Harbormasters: Boaters aren't the problem

It is unlikely that the flotilla of small boats in and around Salem Harbor is causing the contamination that forced the closing of several Salem beaches, area harbormasters said. "I don't feel it's the boats," said Marblehead Harbormaster Warner Hazel.

Beverly Harbormaster Daniel McPherson said if boats dumping holding tanks of sewage were the problem, it would be felt up and down the coast.

Test results have come back clean for beaches in Beverly and Marblehead, according to local health officials. Although no one has pointed the finger at boaters, Salem officials said Monday that the pollution that shut down seven beaches last weekend might be from a "sea source."

As a precaution, Mayor Stanley Usovicz said he planned to ask the state to make Salem Harbor a no-discharge zone for boats. He also directed the harbormaster to operate the city pump boat seven days a week instead of the usual three-day weekend. The city boat pumps waste for free from boat holding tanks.

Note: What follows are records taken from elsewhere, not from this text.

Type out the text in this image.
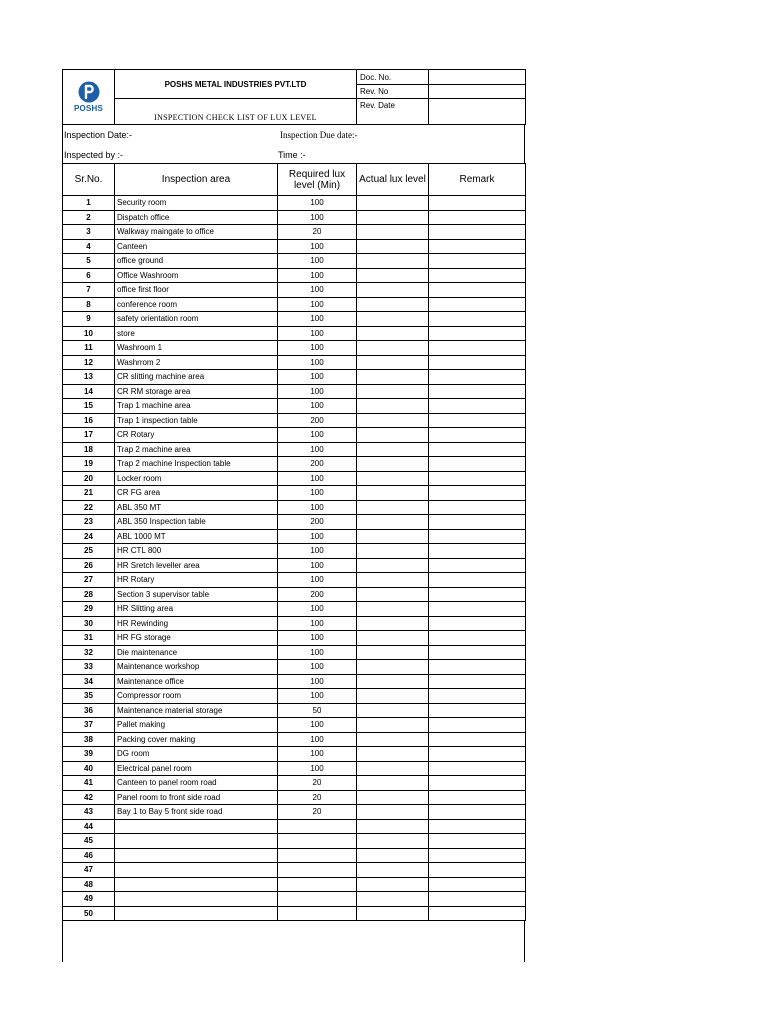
POSHS	POSHS METAL INDUSTRIES PVT.LTD	Doc. No.	
		Rev. No	
	INSPECTION CHECK LIST OF LUX LEVEL	Rev. Date	
Inspection Date:-	Inspection Due date:-
Inspected by :-	Time :-
Sr.No.	Inspection area	Required lux level (Min)	Actual lux level	Remark
1	Security room	100		
2	Dispatch office	100		
3	Walkway maingate to office	20		
4	Canteen	100		
5	office ground	100		
6	Office Washroom	100		
7	office first floor	100		
8	conference room	100		
9	safety orientation room	100		
10	store	100		
11	Washroom 1	100		
12	Washrrom 2	100		
13	CR slitting machine area	100		
14	CR RM storage area	100		
15	Trap 1 machine area	100		
16	Trap 1 inspection table	200		
17	CR Rotary	100		
18	Trap 2 machine area	100		
19	Trap 2 machine Inspection table	200		
20	Locker room	100		
21	CR FG area	100		
22	ABL 350 MT	100		
23	ABL 350 Inspection table	200		
24	ABL 1000 MT	100		
25	HR CTL 800	100		
26	HR Sretch leveller area	100		
27	HR Rotary	100		
28	Section 3 supervisor table	200		
29	HR Slitting area	100		
30	HR Rewinding	100		
31	HR FG storage	100		
32	Die maintenance	100		
33	Maintenance workshop	100		
34	Maintenance office	100		
35	Compressor room	100		
36	Maintenance material storage	50		
37	Pallet making	100		
38	Packing cover making	100		
39	DG room	100		
40	Electrical panel room	100		
41	Canteen to panel room road	20		
42	Panel room to front side road	20		
43	Bay 1 to Bay 5 front side road	20		
44				
45				
46				
47				
48				
49				
50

That same pump boat, however, was out of service for a long stretch last summer, when there were fewer beach closings. That has left officials scratching their heads.

"Last year the pump boat was down and we didn't have a problem, and this year the pump boat is running and we do have a problem," said Salem Harbormaster Peter Gifford. "So you can't just blame the boats."

At the same time, however, area harbormasters point out that there are a large number of boats in Salem Harbor, and that most city pump boats operate only on weekends.

Between Salem, Marblehead, Beverly and Danvers, there are nearly 6,000 boats at moorings and slips, according to figures from area communities.

Right in Salem Harbor, there are about 1,400 Salem boats and another 800 Marblehead boats on the west side.

But not all the boats have holding tanks -- one harbormaster guessed that about half do, all of them larger boats -- and only a fraction of the boats are in use at one time. 

The pump boats are busy, but they handle only a relatively small number of boats. On the busy weekend of July 14-15, when the tall ship Friendship was commissioned in Salem Harbor, the Salem pump boat did 20 boats. Marblehead pumps an average of 20 boats a week in Salem Harbor.

The rules for dumping sewage also are confusing, some officials say. Raw sewage must be dumped three miles or more at sea. But waste in official marine sanitation devices, which many new boats have, can be discharged close to shore, according to federal regulations.

Although the harbormasters concede they don't know what boaters do and don't do, they believe most boaters are responsible and are not contributing to Salem's beach pollution. "What you have over in Salem, I think, is an isolated incident," said Hazel, the Marblehead harbormaster.